Andrew Sullivan, an admitted Obama partisan, thinks so:

The “bitter” spat is gold for Morris-Rove politics, which is why Clinton is exploiting it so baldly. It is exactly the kind of debate that has constructed American politics since Vietnam; it is exactly the kind of politics that Obama has been trying to transcend. Clinton will use anything at this point to destroy Obama’s candidacy and message; but by adopting Rovism at its reddest, the Clintons do risk looking too obvious. Check out the comments in CNN’s Politicker. At some point people will realize that the Clintons represent a continuation of the kind of politics that has made a serious engagement with this country’s profound problems impossible. Or is acknowledging profound problems now unpatriotic?

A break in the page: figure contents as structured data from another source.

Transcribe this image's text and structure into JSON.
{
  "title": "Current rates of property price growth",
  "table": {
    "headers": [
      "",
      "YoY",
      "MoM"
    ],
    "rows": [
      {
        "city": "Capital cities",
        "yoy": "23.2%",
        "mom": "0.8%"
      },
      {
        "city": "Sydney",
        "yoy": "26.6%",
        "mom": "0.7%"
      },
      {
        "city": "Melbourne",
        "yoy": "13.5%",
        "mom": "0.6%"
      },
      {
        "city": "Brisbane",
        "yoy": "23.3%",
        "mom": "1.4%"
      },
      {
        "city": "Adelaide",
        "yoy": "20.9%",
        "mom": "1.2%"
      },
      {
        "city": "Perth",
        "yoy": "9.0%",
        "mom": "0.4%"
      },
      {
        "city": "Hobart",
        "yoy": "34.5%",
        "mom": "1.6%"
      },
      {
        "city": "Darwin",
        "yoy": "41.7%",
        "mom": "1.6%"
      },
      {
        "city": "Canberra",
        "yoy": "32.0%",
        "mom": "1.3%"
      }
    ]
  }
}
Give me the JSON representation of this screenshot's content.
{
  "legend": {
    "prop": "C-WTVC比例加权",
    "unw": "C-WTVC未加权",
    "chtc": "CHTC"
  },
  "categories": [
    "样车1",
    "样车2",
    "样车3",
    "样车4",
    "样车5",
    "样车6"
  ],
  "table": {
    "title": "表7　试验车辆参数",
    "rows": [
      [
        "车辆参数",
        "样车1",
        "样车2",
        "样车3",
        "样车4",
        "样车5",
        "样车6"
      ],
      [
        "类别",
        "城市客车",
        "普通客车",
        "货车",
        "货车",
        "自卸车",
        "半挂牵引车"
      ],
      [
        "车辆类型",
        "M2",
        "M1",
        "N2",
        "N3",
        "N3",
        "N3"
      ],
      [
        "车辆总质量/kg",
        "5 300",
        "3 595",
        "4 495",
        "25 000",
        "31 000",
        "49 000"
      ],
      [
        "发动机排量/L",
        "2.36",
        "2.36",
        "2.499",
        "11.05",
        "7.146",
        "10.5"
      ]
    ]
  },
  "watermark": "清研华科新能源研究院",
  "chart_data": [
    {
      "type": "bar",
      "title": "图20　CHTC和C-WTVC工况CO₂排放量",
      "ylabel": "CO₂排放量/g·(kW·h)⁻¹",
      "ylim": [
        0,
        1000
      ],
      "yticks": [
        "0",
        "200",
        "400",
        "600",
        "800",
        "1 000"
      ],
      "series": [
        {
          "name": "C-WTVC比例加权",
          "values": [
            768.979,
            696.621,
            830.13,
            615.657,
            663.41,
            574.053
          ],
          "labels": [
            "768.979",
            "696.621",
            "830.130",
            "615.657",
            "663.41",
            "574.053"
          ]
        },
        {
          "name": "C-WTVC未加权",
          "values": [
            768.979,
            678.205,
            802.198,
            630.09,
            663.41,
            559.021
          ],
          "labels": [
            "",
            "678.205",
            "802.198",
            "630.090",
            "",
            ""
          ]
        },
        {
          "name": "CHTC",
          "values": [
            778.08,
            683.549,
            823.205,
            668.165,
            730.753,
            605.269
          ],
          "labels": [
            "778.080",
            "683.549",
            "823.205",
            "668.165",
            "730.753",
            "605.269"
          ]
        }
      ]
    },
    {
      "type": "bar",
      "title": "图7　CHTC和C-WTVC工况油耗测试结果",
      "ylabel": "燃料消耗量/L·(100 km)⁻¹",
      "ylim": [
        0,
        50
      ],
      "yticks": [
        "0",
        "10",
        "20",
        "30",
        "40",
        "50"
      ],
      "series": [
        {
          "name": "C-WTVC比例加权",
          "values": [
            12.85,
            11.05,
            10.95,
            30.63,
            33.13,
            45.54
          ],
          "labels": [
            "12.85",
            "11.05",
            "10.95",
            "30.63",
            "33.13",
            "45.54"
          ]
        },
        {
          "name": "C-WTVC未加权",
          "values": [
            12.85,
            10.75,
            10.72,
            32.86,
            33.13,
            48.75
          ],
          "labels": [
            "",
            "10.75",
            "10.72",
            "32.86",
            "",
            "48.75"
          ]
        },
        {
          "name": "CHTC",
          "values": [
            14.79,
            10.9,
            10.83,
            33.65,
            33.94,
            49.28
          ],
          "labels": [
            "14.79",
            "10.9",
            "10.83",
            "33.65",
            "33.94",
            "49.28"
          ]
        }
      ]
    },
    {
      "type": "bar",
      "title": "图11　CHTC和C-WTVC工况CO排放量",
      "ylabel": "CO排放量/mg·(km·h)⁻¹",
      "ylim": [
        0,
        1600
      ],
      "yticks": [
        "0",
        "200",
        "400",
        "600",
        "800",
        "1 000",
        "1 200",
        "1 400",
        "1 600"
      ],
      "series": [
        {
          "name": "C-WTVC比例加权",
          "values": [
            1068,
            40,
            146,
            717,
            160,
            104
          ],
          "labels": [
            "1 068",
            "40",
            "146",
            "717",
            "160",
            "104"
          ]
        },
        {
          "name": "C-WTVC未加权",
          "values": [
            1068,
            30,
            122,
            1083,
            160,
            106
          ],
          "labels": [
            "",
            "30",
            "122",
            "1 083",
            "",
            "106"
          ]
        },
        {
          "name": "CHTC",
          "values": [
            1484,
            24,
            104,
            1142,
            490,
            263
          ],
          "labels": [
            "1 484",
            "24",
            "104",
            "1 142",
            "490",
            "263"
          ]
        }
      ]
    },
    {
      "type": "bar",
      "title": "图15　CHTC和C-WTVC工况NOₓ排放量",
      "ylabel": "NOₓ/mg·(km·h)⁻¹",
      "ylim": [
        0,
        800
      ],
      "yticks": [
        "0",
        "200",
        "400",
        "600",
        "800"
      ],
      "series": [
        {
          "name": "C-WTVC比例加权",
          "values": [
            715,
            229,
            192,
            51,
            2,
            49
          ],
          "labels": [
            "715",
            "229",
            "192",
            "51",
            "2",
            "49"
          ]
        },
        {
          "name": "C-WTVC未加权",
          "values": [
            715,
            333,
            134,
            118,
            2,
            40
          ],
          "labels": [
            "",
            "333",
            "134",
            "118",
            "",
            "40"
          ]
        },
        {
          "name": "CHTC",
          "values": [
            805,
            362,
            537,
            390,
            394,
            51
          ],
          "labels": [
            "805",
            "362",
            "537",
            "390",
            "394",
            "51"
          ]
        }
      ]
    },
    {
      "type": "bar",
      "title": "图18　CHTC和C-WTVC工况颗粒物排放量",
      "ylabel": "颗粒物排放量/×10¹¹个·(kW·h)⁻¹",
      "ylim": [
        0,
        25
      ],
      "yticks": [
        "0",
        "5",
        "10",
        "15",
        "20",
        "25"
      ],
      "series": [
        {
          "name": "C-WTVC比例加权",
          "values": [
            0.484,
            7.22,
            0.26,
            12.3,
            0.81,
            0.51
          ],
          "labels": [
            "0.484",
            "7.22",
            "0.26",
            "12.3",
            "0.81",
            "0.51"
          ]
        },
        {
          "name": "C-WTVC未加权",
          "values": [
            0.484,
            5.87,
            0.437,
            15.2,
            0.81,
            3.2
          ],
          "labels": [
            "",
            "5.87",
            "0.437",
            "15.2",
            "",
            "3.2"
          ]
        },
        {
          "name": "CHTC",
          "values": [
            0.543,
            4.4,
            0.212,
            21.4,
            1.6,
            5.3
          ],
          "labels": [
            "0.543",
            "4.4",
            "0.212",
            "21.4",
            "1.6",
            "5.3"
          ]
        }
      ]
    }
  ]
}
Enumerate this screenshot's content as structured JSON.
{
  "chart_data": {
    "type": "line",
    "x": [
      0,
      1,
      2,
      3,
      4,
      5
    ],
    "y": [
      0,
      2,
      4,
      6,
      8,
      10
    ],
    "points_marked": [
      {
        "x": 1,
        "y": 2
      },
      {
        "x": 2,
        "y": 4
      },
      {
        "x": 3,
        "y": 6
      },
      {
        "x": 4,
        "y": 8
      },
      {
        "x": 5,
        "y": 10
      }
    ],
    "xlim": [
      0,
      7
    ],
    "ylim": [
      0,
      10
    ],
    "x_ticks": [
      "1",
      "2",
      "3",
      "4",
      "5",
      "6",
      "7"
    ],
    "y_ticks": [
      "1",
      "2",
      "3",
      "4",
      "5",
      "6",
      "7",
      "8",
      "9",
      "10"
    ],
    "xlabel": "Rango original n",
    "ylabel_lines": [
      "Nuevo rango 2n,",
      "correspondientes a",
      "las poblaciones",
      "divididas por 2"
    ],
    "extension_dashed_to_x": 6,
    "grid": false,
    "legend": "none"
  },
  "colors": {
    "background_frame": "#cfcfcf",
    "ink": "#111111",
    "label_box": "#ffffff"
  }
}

Is this election about how to salvage the least worst option in the Iraq disaster? Is it about restoring some kind of fiscal sanity? Is it about doing all we can to unite Americans in a war against Islamic terrorism? Is it about restoring America’s compliance with the Geneva Conventions? Or is it again about red-blue culture wars? We know what the professional political class is comfortable with. We know what Rove and Bush and Penn and Clinton believe. What we will find out soon is if Americans want more of the same. It’s a free country - and people can vote. Goodbye to all that? Or hello again - for yet another cycle?

Unlike Andrew, I no longer buy into the idea that Barack Obama truly is the “new kind” of politician that his campaign rhetoric would have us believe. The rhetoric is admittedly inspiring at times, but it’s becoming clear that there’s no there there, no substance to the “hope” and no difference in the “change”, it’s all the same old statist Democratic policies of the past wrapped up in a new package.

The difference is that the Clinton’s themselves are poison of a different kind, as I noted back in February.

But Sullivan over states his case when he argues that the Clinton campaign’s concentrated fire on Obama’s small town remarks is somehow over-reaching.

It’s all politics, Sully, and all sides play the game the same way whether they admit it or not.

Obama made what can clearly be interpreted as an elitist, Ivy League, latte-sipper’s dismissal of the values and culture of small-town America and, as absurd as the idea of Wellesley and Yale Law Alum Hillary Rodham Diane Clinton being the champion of the people of Clearfield County, Pennyslvania might sound, it’s perfectly rational for them to make a try for it.